Anthony Walker

Personal information
- Nationality: Australian
- Born: 19 November 1939 (age 86)

Sport
- Sport: Rowing
- Club: Mercantile Rowing Club

Achievements and titles
- National finals: Penrith Cup 1960-62 , Coxless four Aust title 1964

= Anthony Walker (rower) =

Australian rower (born 1939)

Anthony Walker (born 19 November 1939) is an Australian former representative rower. He was a national champion at both the lightweight and open levels and competed in the men's coxless four event at the 1964 Summer Olympics.

==Club, state and Olympic rowing==
Walker took up rowing as a 17 year old beginner at Mercantile Rowing Club and all his senior rowing was from that club.

Walker was selected in Victorian state representative lightweight fours contesting the Penrith Cup at the Interstate Regatta within the Australian Rowing Championships in 1960, 1961 and 1962. That 1962 crew won the Penrith Cup.

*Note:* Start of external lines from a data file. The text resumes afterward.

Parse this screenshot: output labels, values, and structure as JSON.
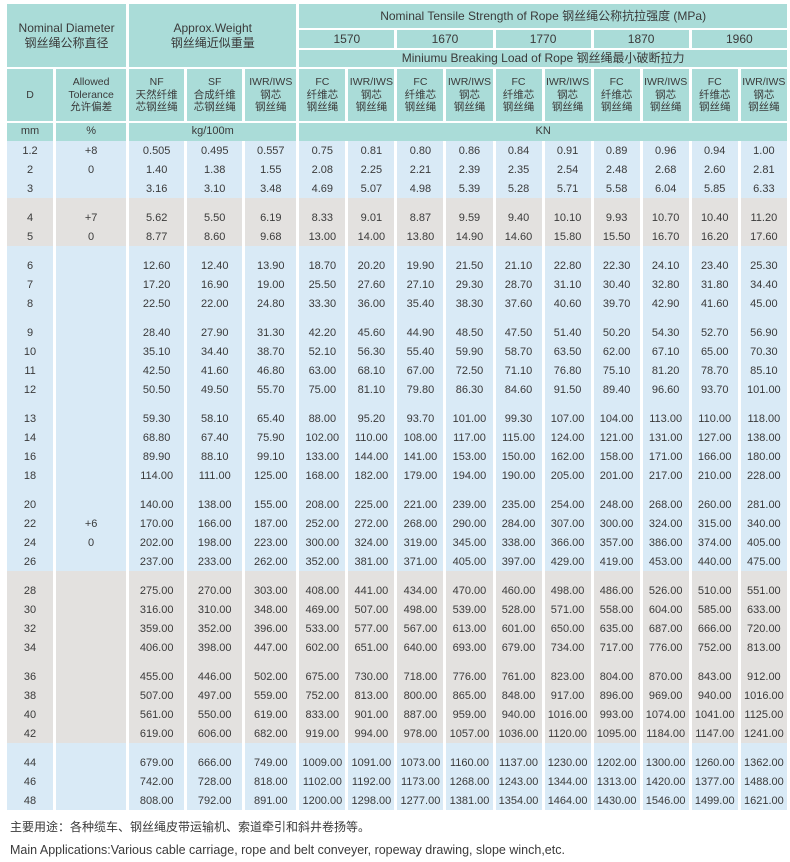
{
  "header": {
    "nominal_diameter": "Nominal Diameter\n钢丝绳公称直径",
    "approx_weight": "Approx.Weight\n钢丝绳近似重量",
    "tensile_title": "Nominal Tensile Strength of Rope 钢丝绳公称抗拉强度 (MPa)",
    "strengths": [
      "1570",
      "1670",
      "1770",
      "1870",
      "1960"
    ],
    "breaking_title": "Miniumu Breaking Load of Rope 钢丝绳最小破断拉力",
    "col_d": "D",
    "col_tolerance": "Allowed\nTolerance\n允许偏差",
    "col_nf": "NF\n天然纤维\n芯钢丝绳",
    "col_sf": "SF\n合成纤维\n芯钢丝绳",
    "col_iwr": "IWR/IWS\n钢芯\n钢丝绳",
    "col_fc": "FC\n纤维芯\n钢丝绳",
    "unit_mm": "mm",
    "unit_pct": "%",
    "unit_kg": "kg/100m",
    "unit_kn": "KN"
  },
  "colors": {
    "header_teal": "#aadcd8",
    "band_blue": "#d9eaf6",
    "band_gray": "#e3e1df"
  },
  "table": {
    "groups": [
      {
        "band": "blue",
        "rows": [
          {
            "d": "1.2",
            "tol": "+8",
            "values": [
              "0.505",
              "0.495",
              "0.557",
              "0.75",
              "0.81",
              "0.80",
              "0.86",
              "0.84",
              "0.91",
              "0.89",
              "0.96",
              "0.94",
              "1.00"
            ]
          },
          {
            "d": "2",
            "tol": "0",
            "values": [
              "1.40",
              "1.38",
              "1.55",
              "2.08",
              "2.25",
              "2.21",
              "2.39",
              "2.35",
              "2.54",
              "2.48",
              "2.68",
              "2.60",
              "2.81"
            ]
          },
          {
            "d": "3",
            "tol": "",
            "values": [
              "3.16",
              "3.10",
              "3.48",
              "4.69",
              "5.07",
              "4.98",
              "5.39",
              "5.28",
              "5.71",
              "5.58",
              "6.04",
              "5.85",
              "6.33"
            ]
          }
        ]
      },
      {
        "band": "gray",
        "rows": [
          {
            "d": "4",
            "tol": "+7",
            "values": [
              "5.62",
              "5.50",
              "6.19",
              "8.33",
              "9.01",
              "8.87",
              "9.59",
              "9.40",
              "10.10",
              "9.93",
              "10.70",
              "10.40",
              "11.20"
            ]
          },
          {
            "d": "5",
            "tol": "0",
            "values": [
              "8.77",
              "8.60",
              "9.68",
              "13.00",
              "14.00",
              "13.80",
              "14.90",
              "14.60",
              "15.80",
              "15.50",
              "16.70",
              "16.20",
              "17.60"
            ]
          }
        ]
      },
      {
        "band": "blue",
        "rows": [
          {
            "d": "6",
            "tol": "",
            "values": [
              "12.60",
              "12.40",
              "13.90",
              "18.70",
              "20.20",
              "19.90",
              "21.50",
              "21.10",
              "22.80",
              "22.30",
              "24.10",
              "23.40",
              "25.30"
            ]
          },
          {
            "d": "7",
            "tol": "",
            "values": [
              "17.20",
              "16.90",
              "19.00",
              "25.50",
              "27.60",
              "27.10",
              "29.30",
              "28.70",
              "31.10",
              "30.40",
              "32.80",
              "31.80",
              "34.40"
            ]
          },
          {
            "d": "8",
            "tol": "",
            "values": [
              "22.50",
              "22.00",
              "24.80",
              "33.30",
              "36.00",
              "35.40",
              "38.30",
              "37.60",
              "40.60",
              "39.70",
              "42.90",
              "41.60",
              "45.00"
            ]
          }
        ]
      },
      {
        "band": "blue",
        "rows": [
          {
            "d": "9",
            "tol": "",
            "values": [
              "28.40",
              "27.90",
              "31.30",
              "42.20",
              "45.60",
              "44.90",
              "48.50",
              "47.50",
              "51.40",
              "50.20",
              "54.30",
              "52.70",
              "56.90"
            ]
          },
          {
            "d": "10",
            "tol": "",
            "values": [
              "35.10",
              "34.40",
              "38.70",
              "52.10",
              "56.30",
              "55.40",
              "59.90",
              "58.70",
              "63.50",
              "62.00",
              "67.10",
              "65.00",
              "70.30"
            ]
          },
          {
            "d": "11",
            "tol": "",
            "values": [
              "42.50",
              "41.60",
              "46.80",
              "63.00",
              "68.10",
              "67.00",
              "72.50",
              "71.10",
              "76.80",
              "75.10",
              "81.20",
              "78.70",
              "85.10"
            ]
          },
          {
            "d": "12",
            "tol": "",
            "values": [
              "50.50",
              "49.50",
              "55.70",
              "75.00",
              "81.10",
              "79.80",
              "86.30",
              "84.60",
              "91.50",
              "89.40",
              "96.60",
              "93.70",
              "101.00"
            ]
          }
        ]
      },
      {
        "band": "blue",
        "rows": [
          {
            "d": "13",
            "tol": "",
            "values": [
              "59.30",
              "58.10",
              "65.40",
              "88.00",
              "95.20",
              "93.70",
              "101.00",
              "99.30",
              "107.00",
              "104.00",
              "113.00",
              "110.00",
              "118.00"
            ]
          },
          {
            "d": "14",
            "tol": "",
            "values": [
              "68.80",
              "67.40",
              "75.90",
              "102.00",
              "110.00",
              "108.00",
              "117.00",
              "115.00",
              "124.00",
              "121.00",
              "131.00",
              "127.00",
              "138.00"
            ]
          },
          {
            "d": "16",
            "tol": "",
            "values": [
              "89.90",
              "88.10",
              "99.10",
              "133.00",
              "144.00",
              "141.00",
              "153.00",
              "150.00",
              "162.00",
              "158.00",
              "171.00",
              "166.00",
              "180.00"
            ]
          },
          {
            "d": "18",
            "tol": "",
            "values": [
              "114.00",
              "111.00",
              "125.00",
              "168.00",
              "182.00",
              "179.00",
              "194.00",
              "190.00",
              "205.00",
              "201.00",
              "217.00",
              "210.00",
              "228.00"
            ]
          }
        ]
      },
      {
        "band": "blue",
        "rows": [
          {
            "d": "20",
            "tol": "",
            "values": [
              "140.00",
              "138.00",
              "155.00",
              "208.00",
              "225.00",
              "221.00",
              "239.00",
              "235.00",
              "254.00",
              "248.00",
              "268.00",
              "260.00",
              "281.00"
            ]
          },
          {
            "d": "22",
            "tol": "+6",
            "values": [
              "170.00",
              "166.00",
              "187.00",
              "252.00",
              "272.00",
              "268.00",
              "290.00",
              "284.00",
              "307.00",
              "300.00",
              "324.00",
              "315.00",
              "340.00"
            ]
          },
          {
            "d": "24",
            "tol": "0",
            "values": [
              "202.00",
              "198.00",
              "223.00",
              "300.00",
              "324.00",
              "319.00",
              "345.00",
              "338.00",
              "366.00",
              "357.00",
              "386.00",
              "374.00",
              "405.00"
            ]
          },
          {
            "d": "26",
            "tol": "",
            "values": [
              "237.00",
              "233.00",
              "262.00",
              "352.00",
              "381.00",
              "371.00",
              "405.00",
              "397.00",
              "429.00",
              "419.00",
              "453.00",
              "440.00",
              "475.00"
            ]
          }
        ]
      },
      {
        "band": "gray",
        "rows": [
          {
            "d": "28",
            "tol": "",
            "values": [
              "275.00",
              "270.00",
              "303.00",
              "408.00",
              "441.00",
              "434.00",
              "470.00",
              "460.00",
              "498.00",
              "486.00",
              "526.00",
              "510.00",
              "551.00"
            ]
          },
          {
            "d": "30",
            "tol": "",
            "values": [
              "316.00",
              "310.00",
              "348.00",
              "469.00",
              "507.00",
              "498.00",
              "539.00",
              "528.00",
              "571.00",
              "558.00",
              "604.00",
              "585.00",
              "633.00"
            ]
          },
          {
            "d": "32",
            "tol": "",
            "values": [
              "359.00",
              "352.00",
              "396.00",
              "533.00",
              "577.00",
              "567.00",
              "613.00",
              "601.00",
              "650.00",
              "635.00",
              "687.00",
              "666.00",
              "720.00"
            ]
          },
          {
            "d": "34",
            "tol": "",
            "values": [
              "406.00",
              "398.00",
              "447.00",
              "602.00",
              "651.00",
              "640.00",
              "693.00",
              "679.00",
              "734.00",
              "717.00",
              "776.00",
              "752.00",
              "813.00"
            ]
          }
        ]
      },
      {
        "band": "gray",
        "rows": [
          {
            "d": "36",
            "tol": "",
            "values": [
              "455.00",
              "446.00",
              "502.00",
              "675.00",
              "730.00",
              "718.00",
              "776.00",
              "761.00",
              "823.00",
              "804.00",
              "870.00",
              "843.00",
              "912.00"
            ]
          },
          {
            "d": "38",
            "tol": "",
            "values": [
              "507.00",
              "497.00",
              "559.00",
              "752.00",
              "813.00",
              "800.00",
              "865.00",
              "848.00",
              "917.00",
              "896.00",
              "969.00",
              "940.00",
              "1016.00"
            ]
          },
          {
            "d": "40",
            "tol": "",
            "values": [
              "561.00",
              "550.00",
              "619.00",
              "833.00",
              "901.00",
              "887.00",
              "959.00",
              "940.00",
              "1016.00",
              "993.00",
              "1074.00",
              "1041.00",
              "1125.00"
            ]
          },
          {
            "d": "42",
            "tol": "",
            "values": [
              "619.00",
              "606.00",
              "682.00",
              "919.00",
              "994.00",
              "978.00",
              "1057.00",
              "1036.00",
              "1120.00",
              "1095.00",
              "1184.00",
              "1147.00",
              "1241.00"
            ]
          }
        ]
      },
      {
        "band": "blue",
        "rows": [
          {
            "d": "44",
            "tol": "",
            "values": [
              "679.00",
              "666.00",
              "749.00",
              "1009.00",
              "1091.00",
              "1073.00",
              "1160.00",
              "1137.00",
              "1230.00",
              "1202.00",
              "1300.00",
              "1260.00",
              "1362.00"
            ]
          },
          {
            "d": "46",
            "tol": "",
            "values": [
              "742.00",
              "728.00",
              "818.00",
              "1102.00",
              "1192.00",
              "1173.00",
              "1268.00",
              "1243.00",
              "1344.00",
              "1313.00",
              "1420.00",
              "1377.00",
              "1488.00"
            ]
          },
          {
            "d": "48",
            "tol": "",
            "values": [
              "808.00",
              "792.00",
              "891.00",
              "1200.00",
              "1298.00",
              "1277.00",
              "1381.00",
              "1354.00",
              "1464.00",
              "1430.00",
              "1546.00",
              "1499.00",
              "1621.00"
            ]
          }
        ]
      }
    ]
  },
  "footer": {
    "zh": "主要用途：各种缆车、钢丝绳皮带运输机、索道牵引和斜井卷扬等。",
    "en": "Main Applications:Various cable carriage, rope and belt conveyer, ropeway drawing, slope winch,etc."
  }
}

In 1964 Walker joined a determined Mercantile heavyweight coxless four who had their eyes set a national championship and Olympic selection. They won the national title at the 1964 Australian Rowing Championships and then were selected in-toto as Australia's coxless four entrants for the 1964 Tokyo Olympics with Walker in the bow seat. In Tokyo they placed 4th in their heat and 4th in the repechage, to be eliminated at that point, missing the B final and an overall regatta placing.

==Post-rowing==
After competitive rowing Walker had a long association with the boat shed of Melbourne Grammar School and was the school's Boat Shed Manager for over 30 years.